Warum dürfen Stecker-Solargeräte nicht ins Netz einspeisen, warum müssen Betreiber auf die Einspeisevergütung verzichten?
Sutter: Prinzipiell sind Steckersolargeräte dafür geeignet und gedacht, den laufenden Stromverbrauch tagsüber zu decken. Nur an einem sehr sonnigen Tag, an dem auch sehr wenig Verbrauch daheim anfällt (z.B. im Urlaub) wird dann auch ein wenig Strom ins öffentliche Stromnetz eingespeist, das ist auch erlaubt, wird aber bislang nicht vergütet.

Eine Neuregelung des Erneuerbaren-Energien-Gesetzes 2023 (EEG) macht auch eine Vergütung nun in Zukunft möglich. Parallel dazu werden derzeit politisch neue steuerliche Regelungen diskutiert, nach denen auch die Einkünfte voraussichtlich ab dem kommenden Jahr 2023 nicht mehr der Einkommenssteuer unterliegen. (bis 30 kw)

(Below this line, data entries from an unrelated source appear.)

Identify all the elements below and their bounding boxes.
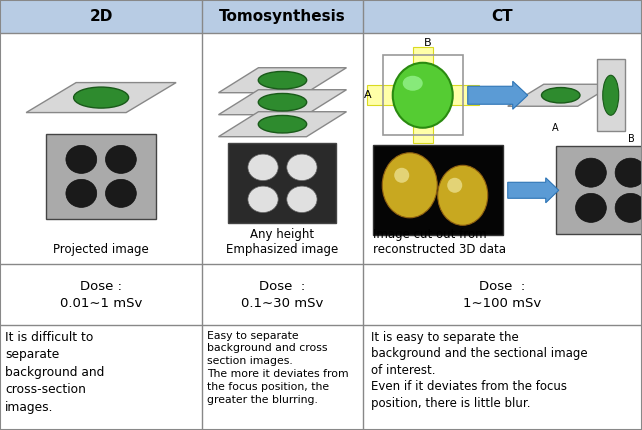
Text: Any height
Emphasized image: Any height Emphasized image: [227, 228, 338, 256]
Text: CT: CT: [492, 9, 513, 24]
FancyArrow shape: [508, 178, 559, 203]
Ellipse shape: [403, 76, 422, 91]
Text: Dose  :
0.1∼30 mSv: Dose : 0.1∼30 mSv: [241, 280, 324, 310]
Ellipse shape: [575, 194, 606, 222]
Ellipse shape: [394, 168, 409, 183]
Ellipse shape: [105, 145, 136, 173]
Ellipse shape: [393, 63, 453, 128]
Text: A: A: [364, 90, 372, 100]
Ellipse shape: [248, 154, 278, 181]
Text: Projected image: Projected image: [53, 243, 149, 256]
Polygon shape: [218, 112, 347, 137]
Text: 2D: 2D: [89, 9, 113, 24]
Text: It is easy to separate the
background and the sectional image
of interest.
Even : It is easy to separate the background an…: [370, 331, 587, 410]
Text: B: B: [424, 38, 431, 48]
Text: Tomosynthesis: Tomosynthesis: [219, 9, 346, 24]
Ellipse shape: [447, 178, 462, 193]
Ellipse shape: [258, 71, 307, 89]
Bar: [0, 0, 202, 33]
Polygon shape: [218, 68, 347, 93]
Text: Image cut out from
reconstructed 3D data: Image cut out from reconstructed 3D data: [373, 228, 506, 256]
Ellipse shape: [287, 154, 317, 181]
Ellipse shape: [258, 116, 307, 133]
Polygon shape: [413, 47, 433, 143]
Ellipse shape: [541, 88, 580, 103]
Polygon shape: [218, 90, 347, 115]
Polygon shape: [367, 85, 479, 105]
Ellipse shape: [438, 165, 488, 225]
Text: It is difficult to
separate
background and
cross-section
images.: It is difficult to separate background a…: [5, 331, 105, 414]
Text: Dose :
0.01∼1 mSv: Dose : 0.01∼1 mSv: [60, 280, 143, 310]
Polygon shape: [26, 83, 176, 113]
Bar: [229, 143, 336, 223]
Bar: [202, 0, 363, 33]
Bar: [46, 134, 156, 219]
Ellipse shape: [105, 179, 136, 207]
Ellipse shape: [615, 194, 642, 222]
Text: Easy to separate
background and cross
section images.
The more it deviates from
: Easy to separate background and cross se…: [207, 331, 349, 405]
Ellipse shape: [287, 186, 317, 212]
Ellipse shape: [74, 87, 128, 108]
Polygon shape: [508, 84, 614, 106]
Bar: [556, 146, 642, 234]
Ellipse shape: [603, 75, 619, 115]
Text: Dose  :
1∼100 mSv: Dose : 1∼100 mSv: [464, 280, 541, 310]
Ellipse shape: [66, 145, 97, 173]
Ellipse shape: [258, 93, 307, 111]
Bar: [373, 145, 503, 235]
Bar: [596, 59, 625, 131]
Bar: [363, 0, 642, 33]
FancyArrow shape: [468, 81, 528, 109]
Ellipse shape: [615, 158, 642, 187]
Text: A: A: [552, 123, 559, 133]
Ellipse shape: [248, 186, 278, 212]
Ellipse shape: [575, 158, 606, 187]
Ellipse shape: [66, 179, 97, 207]
Ellipse shape: [382, 153, 437, 218]
Bar: [383, 55, 463, 135]
Text: B: B: [628, 134, 634, 144]
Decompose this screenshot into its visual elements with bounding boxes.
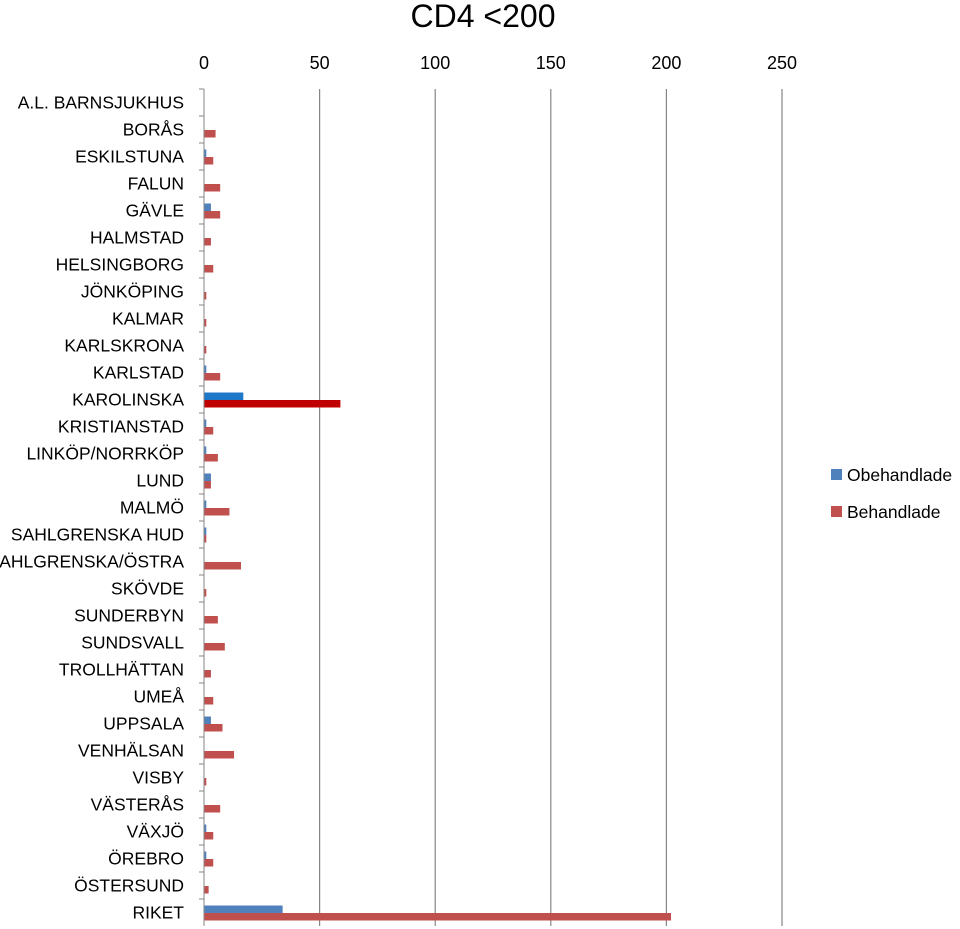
category-label-sahlgrenska-hud: SAHLGRENSKA HUD — [11, 525, 184, 545]
bar-behandlade-gavle — [204, 211, 221, 219]
bar-behandlade-sundsvall — [204, 643, 225, 651]
category-label-halmstad: HALMSTAD — [90, 228, 184, 248]
bar-behandlade-skovde — [204, 589, 207, 597]
legend-swatch-obehandlade — [831, 469, 842, 480]
bar-behandlade-orebro — [204, 859, 214, 867]
category-label-karlstad: KARLSTAD — [93, 363, 184, 383]
category-label-umea: UMEÅ — [133, 687, 184, 707]
x-axis-ticks: 0 50 100 150 200 250 — [199, 53, 797, 73]
bar-behandlade-vaxjo — [204, 832, 214, 840]
bar-obehandlade-karolinska — [204, 392, 244, 400]
bar-behandlade-boras — [204, 130, 216, 138]
bar-obehandlade-gavle — [204, 203, 211, 211]
x-tick-label-50: 50 — [310, 53, 330, 73]
bar-behandlade-umea — [204, 697, 214, 705]
category-label-falun: FALUN — [128, 174, 184, 194]
x-tick-label-100: 100 — [420, 53, 450, 73]
category-label-orebro: ÖREBRO — [108, 849, 184, 869]
bar-obehandlade-linkop-norrkop — [204, 446, 207, 454]
legend: Obehandlade Behandlade — [831, 465, 952, 522]
category-label-vasteras: VÄSTERÅS — [91, 795, 184, 815]
bar-behandlade-ostersund — [204, 886, 209, 894]
category-label-ostersund: ÖSTERSUND — [74, 876, 184, 896]
bar-behandlade-sunderbyn — [204, 616, 218, 624]
bar-behandlade-uppsala — [204, 724, 223, 732]
bar-behandlade-malmo — [204, 508, 230, 516]
bar-obehandlade-lund — [204, 473, 211, 481]
category-label-kristianstad: KRISTIANSTAD — [58, 417, 184, 437]
bar-obehandlade-vaxjo — [204, 824, 207, 832]
bar-obehandlade-malmo — [204, 500, 207, 508]
category-label-uppsala: UPPSALA — [103, 714, 184, 734]
category-label-karolinska: KAROLINSKA — [72, 390, 184, 410]
bar-behandlade-linkop-norrkop — [204, 454, 218, 462]
bar-behandlade-sahlgrenska-ostra — [204, 562, 241, 570]
bars — [204, 130, 672, 921]
legend-label-obehandlade: Obehandlade — [847, 465, 952, 485]
category-label-sahlgrenska-ostra: SAHLGRENSKA/ÖSTRA — [0, 552, 184, 572]
category-label-jonkoping: JÖNKÖPING — [81, 282, 184, 302]
bar-obehandlade-riket — [204, 905, 283, 913]
bar-obehandlade-orebro — [204, 851, 207, 859]
y-axis-categories: A.L. BARNSJUKHUS BORÅS ESKILSTUNA FALUN GÄVL… — [0, 88, 204, 923]
legend-label-behandlade: Behandlade — [847, 502, 940, 522]
category-label-trollhattan: TROLLHÄTTAN — [59, 660, 184, 680]
x-tick-label-250: 250 — [767, 53, 797, 73]
bar-obehandlade-sahlgrenska-hud — [204, 527, 207, 535]
category-label-linkop-norrkop: LINKÖP/NORRKÖP — [26, 444, 184, 464]
category-label-kalmar: KALMAR — [112, 309, 184, 329]
category-label-karlskrona: KARLSKRONA — [64, 336, 184, 356]
bar-behandlade-karolinska — [204, 400, 341, 408]
x-tick-label-0: 0 — [199, 53, 209, 73]
bar-behandlade-halmstad — [204, 238, 211, 246]
bar-behandlade-karlstad — [204, 373, 221, 381]
bar-behandlade-visby — [204, 778, 207, 786]
gridlines — [319, 89, 783, 926]
category-label-venhalsan: VENHÄLSAN — [78, 741, 184, 761]
category-label-visby: VISBY — [132, 768, 184, 788]
bar-obehandlade-uppsala — [204, 716, 211, 724]
bar-behandlade-helsingborg — [204, 265, 214, 273]
bar-behandlade-falun — [204, 184, 221, 192]
bar-behandlade-venhalsan — [204, 751, 235, 759]
category-label-boras: BORÅS — [123, 120, 184, 140]
chart-title: CD4 <200 — [411, 0, 556, 34]
bar-behandlade-trollhattan — [204, 670, 211, 678]
bar-obehandlade-kristianstad — [204, 419, 207, 427]
bar-behandlade-riket — [204, 913, 672, 921]
x-tick-label-150: 150 — [536, 53, 566, 73]
legend-swatch-behandlade — [831, 506, 842, 517]
category-label-helsingborg: HELSINGBORG — [56, 255, 184, 275]
category-label-eskilstuna: ESKILSTUNA — [75, 147, 184, 167]
bar-behandlade-karlskrona — [204, 346, 207, 354]
x-tick-label-200: 200 — [651, 53, 681, 73]
bar-behandlade-kalmar — [204, 319, 207, 327]
category-label-malmo: MALMÖ — [120, 498, 184, 518]
bar-obehandlade-eskilstuna — [204, 149, 207, 157]
category-label-riket: RIKET — [132, 903, 184, 923]
bar-behandlade-lund — [204, 481, 211, 489]
category-label-a-l-barnsjukhus: A.L. BARNSJUKHUS — [18, 93, 184, 113]
bar-behandlade-sahlgrenska-hud — [204, 535, 207, 543]
category-label-sundsvall: SUNDSVALL — [81, 633, 184, 653]
bar-behandlade-kristianstad — [204, 427, 214, 435]
category-label-vaxjo: VÄXJÖ — [127, 822, 184, 842]
bar-obehandlade-karlstad — [204, 365, 207, 373]
bar-behandlade-eskilstuna — [204, 157, 214, 165]
category-label-lund: LUND — [136, 471, 184, 491]
bar-behandlade-jonkoping — [204, 292, 207, 300]
category-label-skovde: SKÖVDE — [111, 579, 184, 599]
bar-behandlade-vasteras — [204, 805, 221, 813]
category-label-gavle: GÄVLE — [126, 201, 184, 221]
category-label-sunderbyn: SUNDERBYN — [74, 606, 184, 626]
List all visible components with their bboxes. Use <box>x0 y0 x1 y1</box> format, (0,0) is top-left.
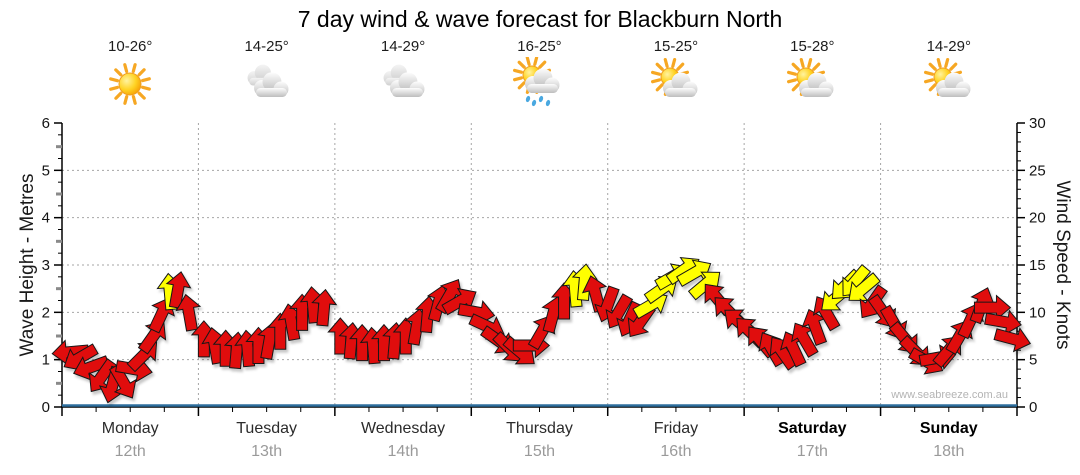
day-label: Saturday <box>778 420 847 437</box>
temp-label: 14-29° <box>380 38 426 55</box>
day-label: Thursday <box>506 420 573 437</box>
tick-label: 0 <box>42 399 50 416</box>
watermark: www.seabreeze.com.au <box>891 389 1008 401</box>
temp-label: 14-29° <box>926 38 971 55</box>
tick-label: 10 <box>1029 304 1046 321</box>
tick-label: 1 <box>42 352 50 369</box>
date-label: 13th <box>251 443 283 460</box>
wind-arrow <box>687 271 721 301</box>
tick-label: 5 <box>1029 352 1037 369</box>
wind-arrow <box>311 288 338 327</box>
weather-icon-sun-showers <box>513 56 560 107</box>
tick-label: 25 <box>1029 162 1046 179</box>
wind-arrow <box>973 294 1012 321</box>
temp-label: 14-25° <box>244 38 289 55</box>
day-header-saturday: 15-28° <box>744 38 880 116</box>
date-label: 15th <box>523 443 556 460</box>
tick-label: 20 <box>1029 210 1046 227</box>
day-label: Wednesday <box>360 420 446 437</box>
day-label: Friday <box>653 420 699 437</box>
day-label: Sunday <box>919 420 978 437</box>
wind-arrow <box>801 308 828 346</box>
wind-arrow-layer <box>51 257 1032 404</box>
temp-label: 16-25° <box>517 38 562 55</box>
wind-arrow <box>605 293 634 329</box>
day-header-wednesday: 14-29° <box>335 38 471 116</box>
temp-label: 10-26° <box>108 38 153 55</box>
date-label: 18th <box>933 443 965 460</box>
weather-icon-partly-cloudy <box>650 58 698 97</box>
wind-arrow <box>848 272 881 301</box>
tick-label: 15 <box>1029 257 1046 274</box>
day-header-thursday: 16-25° <box>471 38 607 116</box>
wind-arrow <box>88 358 118 393</box>
date-label: 12th <box>114 443 146 460</box>
day-header-friday: 15-25° <box>608 38 744 116</box>
temp-label: 15-28° <box>790 38 835 55</box>
tick-label: 6 <box>42 115 50 132</box>
temp-label: 15-25° <box>653 38 699 55</box>
day-label: Monday <box>101 420 159 437</box>
tick-label: 3 <box>42 257 50 274</box>
tick-label: 2 <box>42 304 50 321</box>
wind-arrow <box>108 363 137 399</box>
date-label: 14th <box>387 443 419 460</box>
weather-icon-partly-cloudy <box>923 58 971 97</box>
weather-icon-sunny <box>109 63 152 105</box>
wind-arrow <box>175 293 202 332</box>
page-title: 7 day wind & wave forecast for Blackburn… <box>297 6 783 32</box>
tick-label: 5 <box>42 162 50 179</box>
weather-icon-cloudy <box>383 64 425 97</box>
day-header-monday: 10-26° <box>62 38 198 116</box>
wind-arrow <box>571 263 598 301</box>
tick-label: 0 <box>1029 399 1037 416</box>
weather-icon-partly-cloudy <box>787 58 834 97</box>
day-label: Tuesday <box>236 420 298 437</box>
date-label: 17th <box>796 443 828 460</box>
tick-label: 30 <box>1029 115 1046 132</box>
tick-label: 4 <box>42 210 50 227</box>
weather-icon-cloudy <box>247 64 289 97</box>
day-header-sunday: 14-29° <box>881 38 1017 116</box>
wind-arrow <box>984 309 1022 336</box>
wind-arrow <box>441 287 477 316</box>
day-header-tuesday: 14-25° <box>198 38 334 116</box>
wind-arrow <box>993 327 1032 353</box>
date-label: 16th <box>660 443 692 460</box>
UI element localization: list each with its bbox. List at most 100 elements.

Mit diesen beiden Änderungen der Randbedingungen kann es nächstes Jahr sinnvoll sein, auch die Einspeisevergütung zu kassieren. Doch man muss weiter berücksichtigen, dass das bei einem Steckersolar-Modul nur wenige Euro im Jahr sind.

Müssen Vermieter ihren Mietern die Nutzung von Steckersolargeräten erlauben? Worauf ist aus Vermietersicht zu achten?
Sutter: Mieter haben derzeit keinen Rechtsanspruch, dass er oder sie ein Steckersolargerät anbringen darf. Das heißt: Sobald ein Mieter ein Steckersolargerät am Balkon oder an der Außenwand befestigt, muss das zuvor vom Vermieter freigegeben werden. Anders liegt der Fall, wenn der Balkon oder eine gemietete Terrasse so groß ist, dass dort ein Steckersolargerät verschattungsfrei auf dem Boden aufgestellt werden kann. Das kann der Mieter selbst entscheiden.

Für wichtig halte ich seitens des Vermieters, dass er darauf achtet, dass das Modul/die Module stabil befestigt werden, es darf hier nicht zu einer Gefährdung kommen. Man kann sich beispielsweise gut vorstellen, dass die Befestigung eines schweren Solarmoduls mit kleinen Kunststoff-Kabelbindern bei anstehenden Herbststürmen keine gute Idee ist. Ansonsten würde ich Vermieter auch gerne anregen, zum Beispiel bei einer Sanierung des Gebäudes selbst gleich alle Balkone mit Steckersolar auszustatten. Das wertet die Wohnungen definitiv auf, die Mieter werden es danken.